Nanofluidics sorts DNA one molecule at a time to study cancer-causing changes


Provided/Caighead Lab
A mix of DNA molecules is pushed through a nanofluidic channel. Molecules tagged with a fluorescent tag trigger an electric field that diverts them to one side.

Cornell nanotechnology researchers have devised a new tool to study epigenetic changes in DNA that can cause cancer and other diseases: a nanoscale fluidic device that sorts and collects DNA, one molecule at a time.

Epigenetics refers to chemical changes in DNA that do not alter the actual genetic code, but can influence the expression of genes and can be passed on when cells reproduce. One of the most important is DNA methylation, where methyl groups -- small structures of carbon and hydrogen -- are appended to DNA. Biologists study this by chemically precipitating out the methylated molecules, but these methods require large samples and often damage or throw away molecules they are supposed to find. Nanofluidics offers a way to select individual molecules out of tiny samples and collect them for further study.

The new device, developed in the lab of Harold Craighead, the Charles W. Lake Jr. Professor of Engineering, is described in the May 21 early online edition of the Proceedings of the National Academy of Sciences.

The process begins with a biochemical reaction that attaches a fluorescent tag to methylated DNA molecules. Then the sample is driven through a nanofluidic channel about 250 nanometers across -- so small that DNA molecules go through one at a time. Lasers illuminate the stream and cause fluorescence. When a fluorescing molecule goes by, a detector triggers a pulsed electric field that pushes the molecule to one side just before the channel splits into a Y. Methylated molecules go down one branch, everything else down the other.

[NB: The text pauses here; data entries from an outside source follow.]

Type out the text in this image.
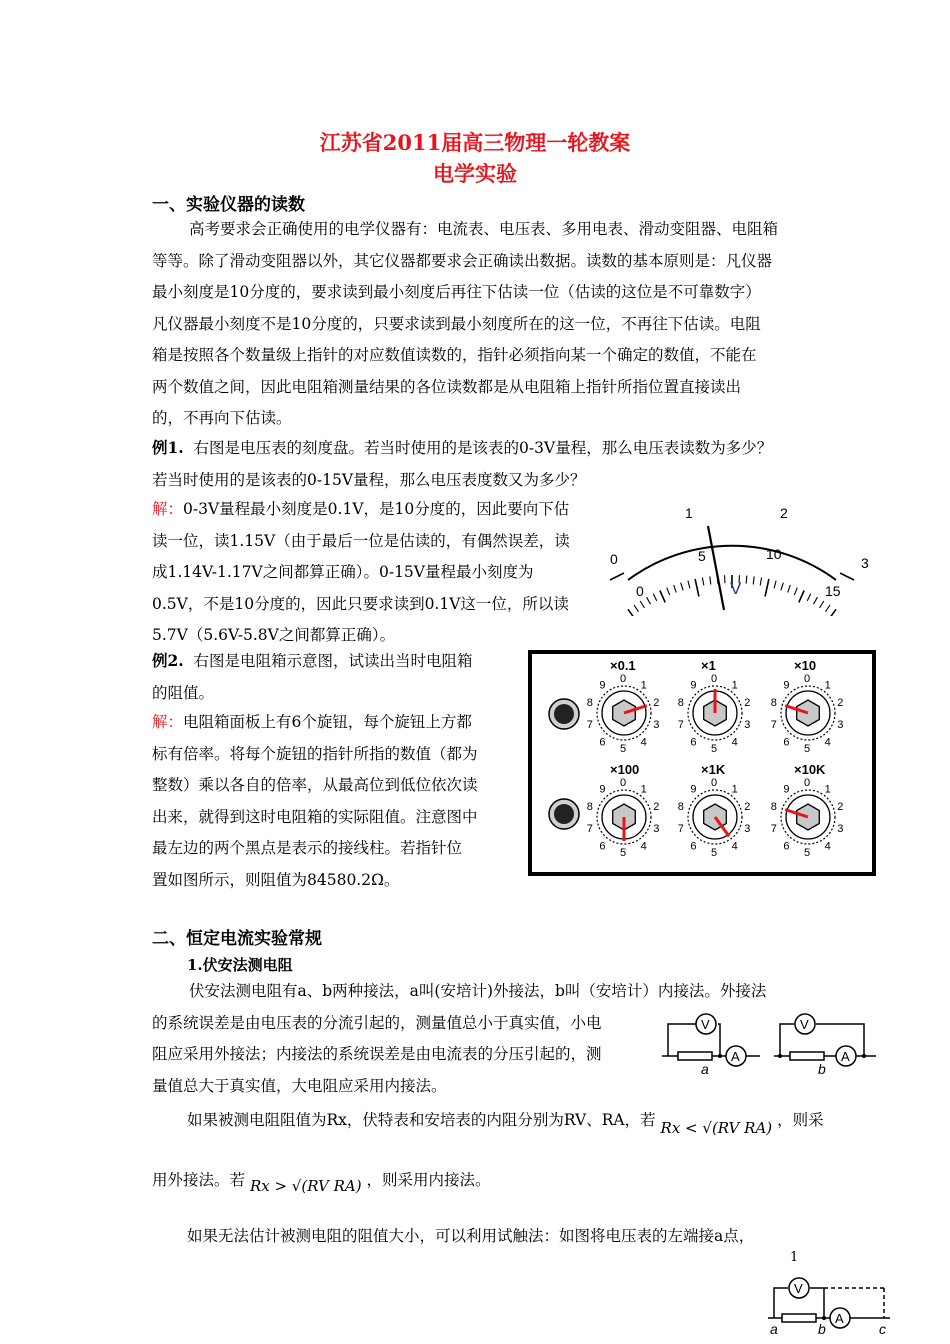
江苏省2011届高三物理一轮教案
电学实验
一、实验仪器的读数

高考要求会正确使用的电学仪器有：电流表、电压表、多用电表、滑动变阻器、电阻箱

等等。除了滑动变阻器以外，其它仪器都要求会正确读出数据。读数的基本原则是：凡仪器

最小刻度是10分度的，要求读到最小刻度后再往下估读一位（估读的这位是不可靠数字）

凡仪器最小刻度不是10分度的，只要求读到最小刻度所在的这一位，不再往下估读。电阻

箱是按照各个数量级上指针的对应数值读数的，指针必须指向某一个确定的数值，不能在

两个数值之间，因此电阻箱测量结果的各位读数都是从电阻箱上指针所指位置直接读出

的，不再向下估读。

例1. 右图是电压表的刻度盘。若当时使用的是该表的0-3V量程，那么电压表读数为多少？

若当时使用的是该表的0-15V量程，那么电压表度数又为多少？

解：0-3V量程最小刻度是0.1V，是10分度的，因此要向下估

读一位，读1.15V（由于最后一位是估读的，有偶然误差，读

成1.14V-1.17V之间都算正确）。0-15V量程最小刻度为

0.5V，不是10分度的，因此只要求读到0.1V这一位，所以读

5.7V（5.6V-5.8V之间都算正确）。

0
1	2
3
0
5	10
15
V

例2. 右图是电阻箱示意图，试读出当时电阻箱

的阻值。

解：电阻箱面板上有6个旋钮，每个旋钮上方都

标有倍率。将每个旋钮的指针所指的数值（都为

整数）乘以各自的倍率，从最高位到低位依次读

出来，就得到这时电阻箱的实际阻值。注意图中

最左边的两个黑点是表示的接线柱。若指针位

置如图所示，则阻值为84580.2Ω。

×0.1
0
1
2
3
4
5
6
7
8
9
×1
0
1
2
3
4
5
6
7
8
9
×10
0
1
2
3
4
5
6
7
8
9
×100
0
1
2
3
4
5
6
7
8
9
×1K
0
1
2
3
4
5
6
7
8
9
×10K
0
1
2
3
4
5
6
7
8
9
二、恒定电流实验常规
1.伏安法测电阻

伏安法测电阻有a、b两种接法，a叫(安培计)外接法，b叫（安培计）内接法。外接法

的系统误差是由电压表的分流引起的，测量值总小于真实值，小电

阻应采用外接法；内接法的系统误差是由电流表的分压引起的，测

量值总大于真实值，大电阻应采用内接法。

V
A
a
V
A
b
如果被测电阻阻值为Rx，伏特表和安培表的内阻分别为RV、RA，若 Rx < √(RV RA) ，则采
用外接法。若 Rx > √(RV RA) ，则采用内接法。
如果无法估计被测电阻的阻值大小，可以利用试触法：如图将电压表的左端接a点，
1
V
A
a	b	c
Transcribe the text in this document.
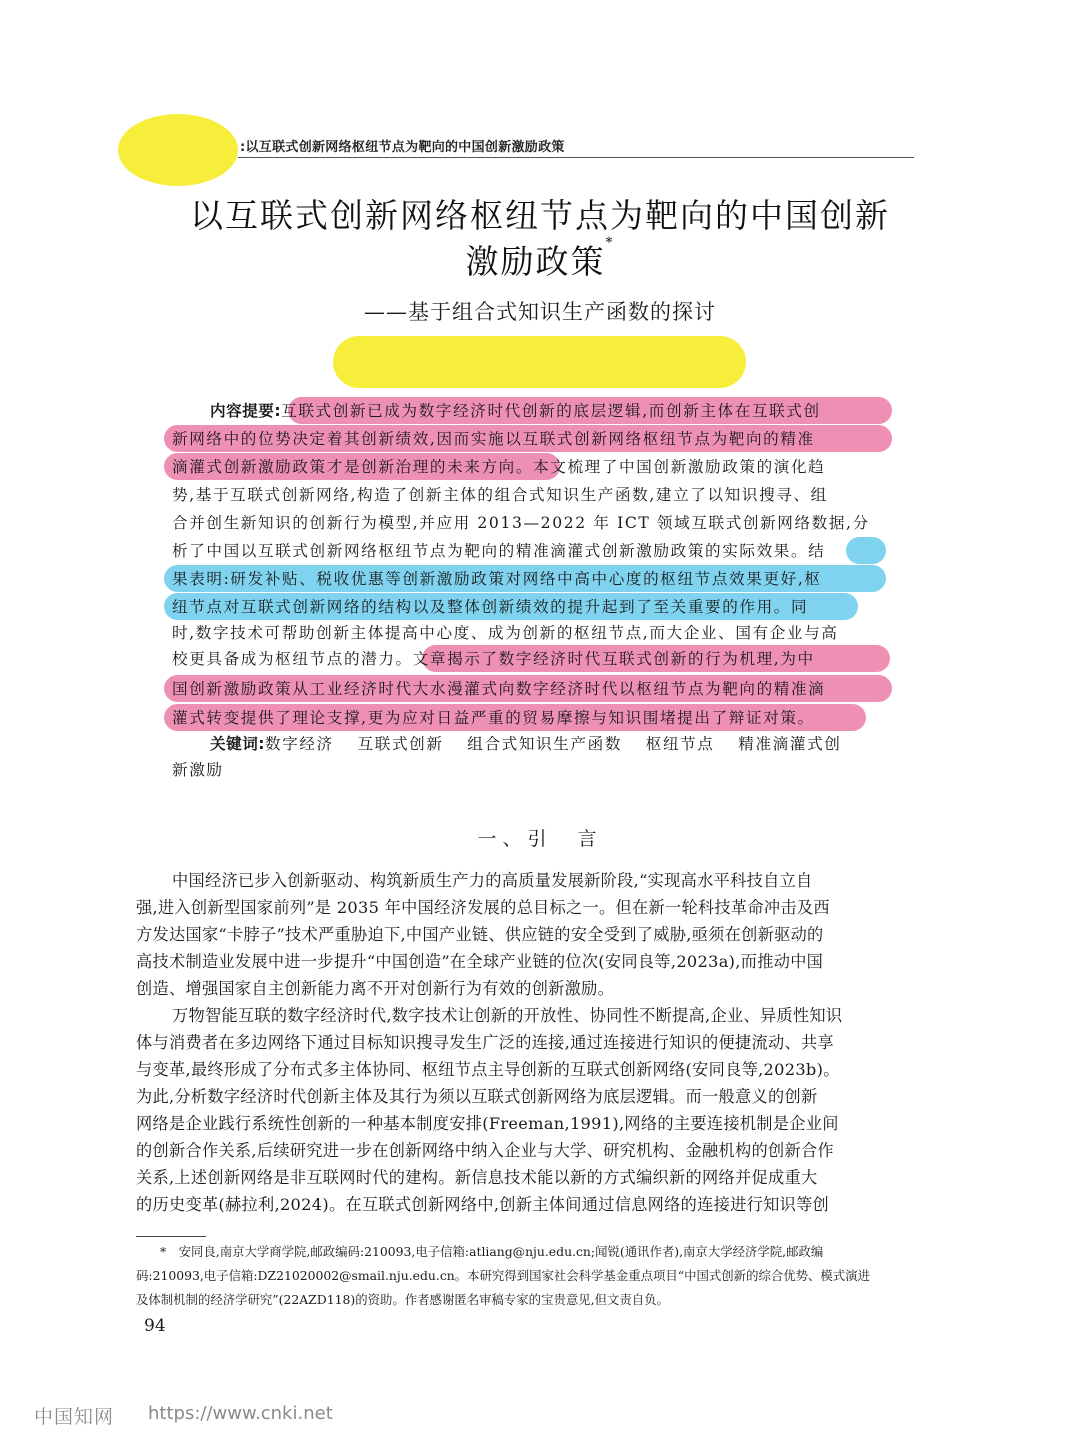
:以互联式创新网络枢纽节点为靶向的中国创新激励政策
以互联式创新网络枢纽节点为靶向的中国创新
激励政策*
——基于组合式知识生产函数的探讨
内容提要:互联式创新已成为数字经济时代创新的底层逻辑,而创新主体在互联式创
新网络中的位势决定着其创新绩效,因而实施以互联式创新网络枢纽节点为靶向的精准
滴灌式创新激励政策才是创新治理的未来方向。本文梳理了中国创新激励政策的演化趋
势,基于互联式创新网络,构造了创新主体的组合式知识生产函数,建立了以知识搜寻、组
合并创生新知识的创新行为模型,并应用 2013—2022 年 ICT 领域互联式创新网络数据,分
析了中国以互联式创新网络枢纽节点为靶向的精准滴灌式创新激励政策的实际效果。结
果表明:研发补贴、税收优惠等创新激励政策对网络中高中心度的枢纽节点效果更好,枢
纽节点对互联式创新网络的结构以及整体创新绩效的提升起到了至关重要的作用。同
时,数字技术可帮助创新主体提高中心度、成为创新的枢纽节点,而大企业、国有企业与高
校更具备成为枢纽节点的潜力。文章揭示了数字经济时代互联式创新的行为机理,为中
国创新激励政策从工业经济时代大水漫灌式向数字经济时代以枢纽节点为靶向的精准滴
灌式转变提供了理论支撑,更为应对日益严重的贸易摩擦与知识围堵提出了辩证对策。
关键词:数字经济　 互联式创新　 组合式知识生产函数　 枢纽节点　 精准滴灌式创
新激励
一、引　言
中国经济已步入创新驱动、构筑新质生产力的高质量发展新阶段,“实现高水平科技自立自
强,进入创新型国家前列”是 2035 年中国经济发展的总目标之一。但在新一轮科技革命冲击及西
方发达国家“卡脖子”技术严重胁迫下,中国产业链、供应链的安全受到了威胁,亟须在创新驱动的
高技术制造业发展中进一步提升“中国创造”在全球产业链的位次(安同良等,2023a),而推动中国
创造、增强国家自主创新能力离不开对创新行为有效的创新激励。
万物智能互联的数字经济时代,数字技术让创新的开放性、协同性不断提高,企业、异质性知识
体与消费者在多边网络下通过目标知识搜寻发生广泛的连接,通过连接进行知识的便捷流动、共享
与变革,最终形成了分布式多主体协同、枢纽节点主导创新的互联式创新网络(安同良等,2023b)。
为此,分析数字经济时代创新主体及其行为须以互联式创新网络为底层逻辑。而一般意义的创新
网络是企业践行系统性创新的一种基本制度安排(Freeman,1991),网络的主要连接机制是企业间
的创新合作关系,后续研究进一步在创新网络中纳入企业与大学、研究机构、金融机构的创新合作
关系,上述创新网络是非互联网时代的建构。新信息技术能以新的方式编织新的网络并促成重大
的历史变革(赫拉利,2024)。在互联式创新网络中,创新主体间通过信息网络的连接进行知识等创
*　安同良,南京大学商学院,邮政编码:210093,电子信箱:atliang@nju.edu.cn;闻锐(通讯作者),南京大学经济学院,邮政编
码:210093,电子信箱:DZ21020002@smail.nju.edu.cn。本研究得到国家社会科学基金重点项目“中国式创新的综合优势、模式演进
及体制机制的经济学研究”(22AZD118)的资助。作者感谢匿名审稿专家的宝贵意见,但文责自负。
94
中国知网 https://www.cnki.net
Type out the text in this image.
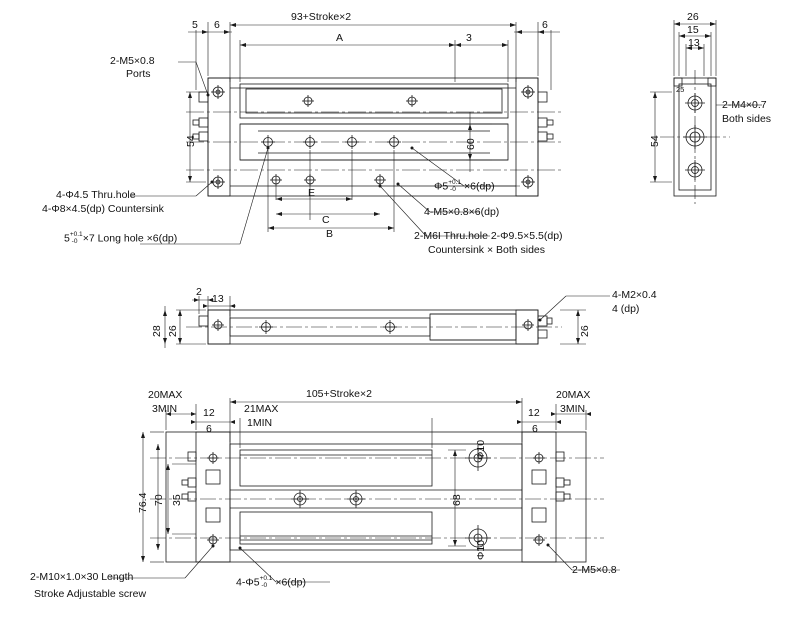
93+Stroke×2
A	3
5 6	6
54	60
B
C
E
2-M5×0.8
Ports
4-Φ4.5 Thru.hole
4-Φ8×4.5(dp) Countersink
5 +0.1
-0 ×7 Long hole ×6(dp)
Φ5 +0.1
-0 ×6(dp)
4-M5×0.8×6(dp)
2-M6I Thru.hole 2-Φ9.5×5.5(dp)
Countersink × Both sides
26
15
13
25
54
2-M4×0.7
Both sides
2
13
28 26	26
4-M2×0.4
4 (dp)
20MAX
3MIN
20MAX
3MIN
21MAX
1MIN
105+Stroke×2
12
6
12
6
76.4 70 35	68
Φ10
Φ10
2-M10×1.0×30 Length
Stroke Adjustable screw
4-Φ5 +0.1
-0 ×6(dp)
2-M5×0.8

"The color identity becomes a barcode for how the molecules are treated," explained Ben Cipriany, Ph.D. '12, lead researcher on the project, drawing an analogy to the methods used by the post office to sort packages on a conveyor belt. "Eventually we could use multiple colors, each representing a different epigenetic characteristic," he added.

The device reacts so swiftly that it can sort more than 500 molecules per minute, the researchers said. Fluorescent sorting is not new, they noted, but previously it has been done only with larger materials, such as nanoparticles or cells.

"We've made a miniaturized version that sorts individual molecules and works with a very tiny amount of input material," Cipriany said.

To test their method, the researchers observed fluorescence in each arm of the Y. They also collected the tiny sample of molecules that had been sorted out as methylated, amplified it using the PCR (polymerized chain reaction) method familiar to organic chemists and analyzed the resulting sample. False positives were limited to about 1-2 percent, which compares favorably with other sorting methods, they said.

The sorted output could be directed to a further microfluidic system for automated gene sequencing, the researchers suggested. The method also could be adapted to other molecule-separation tasks, they added.

The research was supported by the National Institutes of Health, Cornell Center for Invertebrate Genetics and the National Cancer Institute. Nanofabication was done at the Cornell NanoScale Science and Technology Facility, funded by the National Science Foundation.

Cipriany, who began this research as part of his Ph.D. studies at Cornell, is now at the IBM Semiconductor Research and Development Center in Hopewell Junction, N.Y.